David Price’s first season in Boston was underwhelming to say the least. The Red Sox invested 7 years and $217 million in the southpaw, but he failed to live up to the contract. In his first year in Bean Town, Price went 17-9, struck-out 228, and threw 230 innings. Price, however, had an ERA of 3.99, gave up 227 hits, and served up 30 home runs. Things were looking up for the Red Sox this offseason after some key additions and Price looked determined to live up to the contract he was given. Then came the elbow problems.
David Price reported to Red Sox camp and seemed to have started off camp throwing well, but began experiencing pain during a simulated game on March 1. Then began a odd affair where the Red Sox and Price refused to give the public many details about his injury. Price boarded a plane and went to Indianapolis to meet with Dr. James Andrews (who was working at the NFL combine at the time). Usually, a pitcher seeing Dr. Andrews does not return with all their ligaments in place as he is one of the main doctors that performs Tommy John surgery. After visiting with Andrews, it was determined that he did not need to undergo surgery. A big sigh of relief, right? Not so fast.
Price returned to Fort Myers and offered no details about his injury, only saying that there was no more inflammation in his elbow on March 13. He did however state that if he was younger he would have had surgery. Evan Drellich of the Boston Herald reported Price saying, “they said if I was 22 or 23 they’d have told me to go have surgery. … I’ve gone through this. This is something I feel like happens every spring training. It’s those first four to five weeks of spring training that I feel like I go through this every single year, and this year was just a little bit worse. You know, my arm got a little bit more stiff, and that’s why we took the precautionary actions that we took. That was the right thing to do.”
When asked about the injury specifically or what surgery he would have had. Price did not reveal anything. “I don’t know what it is,” Price said. “I couldn’t diagnose it. I honestly could not give you a 100 percent answer on what they say. They used medical terms. I don’t even know half of the names of the stuff in my arm. I don’t know it. Like I said, when they said no surgery, no injection, just give it some rest, I literally shut my brain off.”
After that interview, Price began throwing again and the vibe around camp about Price’s elbow was positive.
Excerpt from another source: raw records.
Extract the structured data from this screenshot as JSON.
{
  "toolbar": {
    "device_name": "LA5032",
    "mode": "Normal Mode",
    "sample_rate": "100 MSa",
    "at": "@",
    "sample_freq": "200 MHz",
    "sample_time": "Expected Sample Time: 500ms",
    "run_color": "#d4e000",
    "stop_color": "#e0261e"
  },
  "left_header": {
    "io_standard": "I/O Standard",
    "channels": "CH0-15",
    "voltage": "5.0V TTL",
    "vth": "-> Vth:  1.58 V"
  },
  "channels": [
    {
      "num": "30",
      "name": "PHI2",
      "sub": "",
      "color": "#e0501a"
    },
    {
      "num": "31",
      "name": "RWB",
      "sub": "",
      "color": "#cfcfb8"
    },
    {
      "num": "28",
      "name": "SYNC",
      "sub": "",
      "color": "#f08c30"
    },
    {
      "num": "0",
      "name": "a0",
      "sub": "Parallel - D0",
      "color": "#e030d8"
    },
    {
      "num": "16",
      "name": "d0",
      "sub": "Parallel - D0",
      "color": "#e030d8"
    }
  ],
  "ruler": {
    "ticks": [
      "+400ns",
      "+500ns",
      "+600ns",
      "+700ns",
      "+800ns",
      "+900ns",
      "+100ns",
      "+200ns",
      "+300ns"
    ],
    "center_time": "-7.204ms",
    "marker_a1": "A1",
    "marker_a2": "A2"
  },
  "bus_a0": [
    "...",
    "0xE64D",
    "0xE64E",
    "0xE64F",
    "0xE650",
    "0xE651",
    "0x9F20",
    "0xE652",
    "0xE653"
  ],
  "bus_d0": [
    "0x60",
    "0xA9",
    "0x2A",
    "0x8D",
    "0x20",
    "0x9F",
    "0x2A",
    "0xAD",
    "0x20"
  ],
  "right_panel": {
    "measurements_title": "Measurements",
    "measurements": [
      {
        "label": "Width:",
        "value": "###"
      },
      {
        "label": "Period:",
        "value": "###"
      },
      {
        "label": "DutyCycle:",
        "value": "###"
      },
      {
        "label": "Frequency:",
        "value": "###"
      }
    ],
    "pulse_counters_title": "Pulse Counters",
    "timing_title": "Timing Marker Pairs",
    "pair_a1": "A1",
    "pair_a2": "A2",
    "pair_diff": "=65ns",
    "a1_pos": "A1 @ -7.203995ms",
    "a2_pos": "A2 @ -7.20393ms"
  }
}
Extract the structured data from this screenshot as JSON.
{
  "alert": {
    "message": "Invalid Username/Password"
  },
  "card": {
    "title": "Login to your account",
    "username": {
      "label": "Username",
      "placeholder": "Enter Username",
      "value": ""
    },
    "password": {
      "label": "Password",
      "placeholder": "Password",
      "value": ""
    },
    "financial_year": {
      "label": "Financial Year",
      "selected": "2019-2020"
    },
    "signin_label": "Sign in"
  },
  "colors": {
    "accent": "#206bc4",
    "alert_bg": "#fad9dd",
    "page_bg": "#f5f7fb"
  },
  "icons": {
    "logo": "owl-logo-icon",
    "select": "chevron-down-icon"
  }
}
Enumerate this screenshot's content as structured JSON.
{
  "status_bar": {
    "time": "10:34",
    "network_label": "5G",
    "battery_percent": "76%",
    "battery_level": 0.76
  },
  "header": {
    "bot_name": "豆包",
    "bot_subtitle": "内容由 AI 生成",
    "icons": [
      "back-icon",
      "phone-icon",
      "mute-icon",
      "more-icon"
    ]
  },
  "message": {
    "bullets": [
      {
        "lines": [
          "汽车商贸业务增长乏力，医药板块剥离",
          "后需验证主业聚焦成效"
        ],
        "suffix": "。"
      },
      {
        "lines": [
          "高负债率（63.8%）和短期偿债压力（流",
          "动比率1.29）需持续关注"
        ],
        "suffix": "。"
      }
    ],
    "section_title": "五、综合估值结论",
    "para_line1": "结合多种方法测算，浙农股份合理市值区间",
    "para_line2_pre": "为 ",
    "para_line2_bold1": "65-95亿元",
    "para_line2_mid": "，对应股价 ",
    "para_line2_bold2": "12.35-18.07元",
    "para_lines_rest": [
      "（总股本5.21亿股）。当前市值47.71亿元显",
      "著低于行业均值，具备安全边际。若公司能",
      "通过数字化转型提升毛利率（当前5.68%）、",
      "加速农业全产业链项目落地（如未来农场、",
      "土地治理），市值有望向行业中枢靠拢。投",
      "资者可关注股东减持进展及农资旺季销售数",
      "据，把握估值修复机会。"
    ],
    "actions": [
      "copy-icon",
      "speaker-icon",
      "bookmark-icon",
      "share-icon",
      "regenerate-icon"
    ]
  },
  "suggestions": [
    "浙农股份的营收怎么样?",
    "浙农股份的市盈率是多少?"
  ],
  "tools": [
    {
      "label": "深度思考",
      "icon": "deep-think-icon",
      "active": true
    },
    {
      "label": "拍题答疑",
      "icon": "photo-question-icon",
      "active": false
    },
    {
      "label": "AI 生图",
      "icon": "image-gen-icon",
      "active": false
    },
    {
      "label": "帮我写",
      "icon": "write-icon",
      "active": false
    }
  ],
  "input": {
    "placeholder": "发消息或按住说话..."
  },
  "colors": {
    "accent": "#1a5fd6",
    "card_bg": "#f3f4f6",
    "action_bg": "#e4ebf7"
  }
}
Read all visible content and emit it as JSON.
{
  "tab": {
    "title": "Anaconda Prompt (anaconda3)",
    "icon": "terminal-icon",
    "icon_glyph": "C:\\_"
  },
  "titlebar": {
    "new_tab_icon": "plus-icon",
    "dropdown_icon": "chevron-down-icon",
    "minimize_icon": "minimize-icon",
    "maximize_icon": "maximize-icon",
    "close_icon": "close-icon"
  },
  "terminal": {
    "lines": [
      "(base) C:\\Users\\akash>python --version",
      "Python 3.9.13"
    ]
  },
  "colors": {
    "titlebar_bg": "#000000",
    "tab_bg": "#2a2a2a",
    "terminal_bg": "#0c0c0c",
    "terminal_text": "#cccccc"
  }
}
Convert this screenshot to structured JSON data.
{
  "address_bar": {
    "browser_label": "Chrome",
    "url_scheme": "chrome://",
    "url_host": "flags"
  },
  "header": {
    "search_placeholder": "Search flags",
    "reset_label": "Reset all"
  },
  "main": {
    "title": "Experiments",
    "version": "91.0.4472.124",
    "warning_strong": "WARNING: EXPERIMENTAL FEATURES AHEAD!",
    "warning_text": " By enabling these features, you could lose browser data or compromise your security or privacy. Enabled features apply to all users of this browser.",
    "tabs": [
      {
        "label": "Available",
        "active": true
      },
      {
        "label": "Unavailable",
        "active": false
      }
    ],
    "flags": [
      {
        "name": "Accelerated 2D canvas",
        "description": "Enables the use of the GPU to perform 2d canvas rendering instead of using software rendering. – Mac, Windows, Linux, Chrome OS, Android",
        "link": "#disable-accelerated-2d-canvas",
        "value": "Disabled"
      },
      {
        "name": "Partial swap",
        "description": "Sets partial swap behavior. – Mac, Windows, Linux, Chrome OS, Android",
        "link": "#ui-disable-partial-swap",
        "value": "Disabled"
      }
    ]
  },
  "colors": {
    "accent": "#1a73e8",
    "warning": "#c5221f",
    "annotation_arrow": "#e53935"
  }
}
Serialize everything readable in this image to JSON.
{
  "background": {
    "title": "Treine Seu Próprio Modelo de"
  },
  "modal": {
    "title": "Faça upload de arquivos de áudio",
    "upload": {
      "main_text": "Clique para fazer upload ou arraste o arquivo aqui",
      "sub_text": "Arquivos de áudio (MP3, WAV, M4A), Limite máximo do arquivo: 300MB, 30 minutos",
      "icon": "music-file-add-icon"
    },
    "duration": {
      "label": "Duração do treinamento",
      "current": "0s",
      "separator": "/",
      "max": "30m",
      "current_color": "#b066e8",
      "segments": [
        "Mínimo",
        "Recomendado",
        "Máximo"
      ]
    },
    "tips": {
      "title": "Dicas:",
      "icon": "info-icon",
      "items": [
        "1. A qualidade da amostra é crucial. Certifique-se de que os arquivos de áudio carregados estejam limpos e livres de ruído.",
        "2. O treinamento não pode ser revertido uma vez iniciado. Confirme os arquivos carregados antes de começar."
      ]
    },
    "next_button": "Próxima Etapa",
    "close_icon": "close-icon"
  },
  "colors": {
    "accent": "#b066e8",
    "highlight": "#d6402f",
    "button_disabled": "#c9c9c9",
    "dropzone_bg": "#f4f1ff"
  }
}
Then on Monday, President of Baseball Operations Dave Dombrowski said that they do not want to rush Price and that he will not return to action until May. Dombrowski said, “I think part of the thing that he did, to me, probably what happened is, which is unfortunate but it did, he did some winter time work this year, which was discussed with him which he did great, some pilates and all that type stuff. Really loosened up his hip. His delivery was free and easy. Probably overdid it a little bit that one day (he was hurt). But he was throwing hard earlier, but that’d be my instinct.”
For Price, it means its back to square one. As of this article, Price has not thrown off of a mound since his simulated game on March 1. Price has done nothing but light throwing since his injury, and this means he must intensify his throwing from 90, 120, and 180 feet in the outfield before throwing bullpens and pitching in simulated games with strict pitch counts. Red Sox manager John Farrell said that Price’s strength levels are where they were prior to reporting to spring training. If there are no setbacks, Price could start pitching in rehab games sometime in late May.
So with Price out until May, where are the Red Sox now? It has been reported that the team is looking to add starting pitching depth to the organization. There are health concerns surrounding others in the rotation. Drew Pomeranz has had left triceps tightness this spring, and knuckleballer Steven Wright is coming off a shoulder injury that he suffered in 2016. It looked like the Red Sox would have a three-headed monster in their rotation with Price, Chris Sale, and Cy Young award-winner Rick Porcello. Instead, fans are starting to ask the ominous question: why did we trade away Clay Buchholz?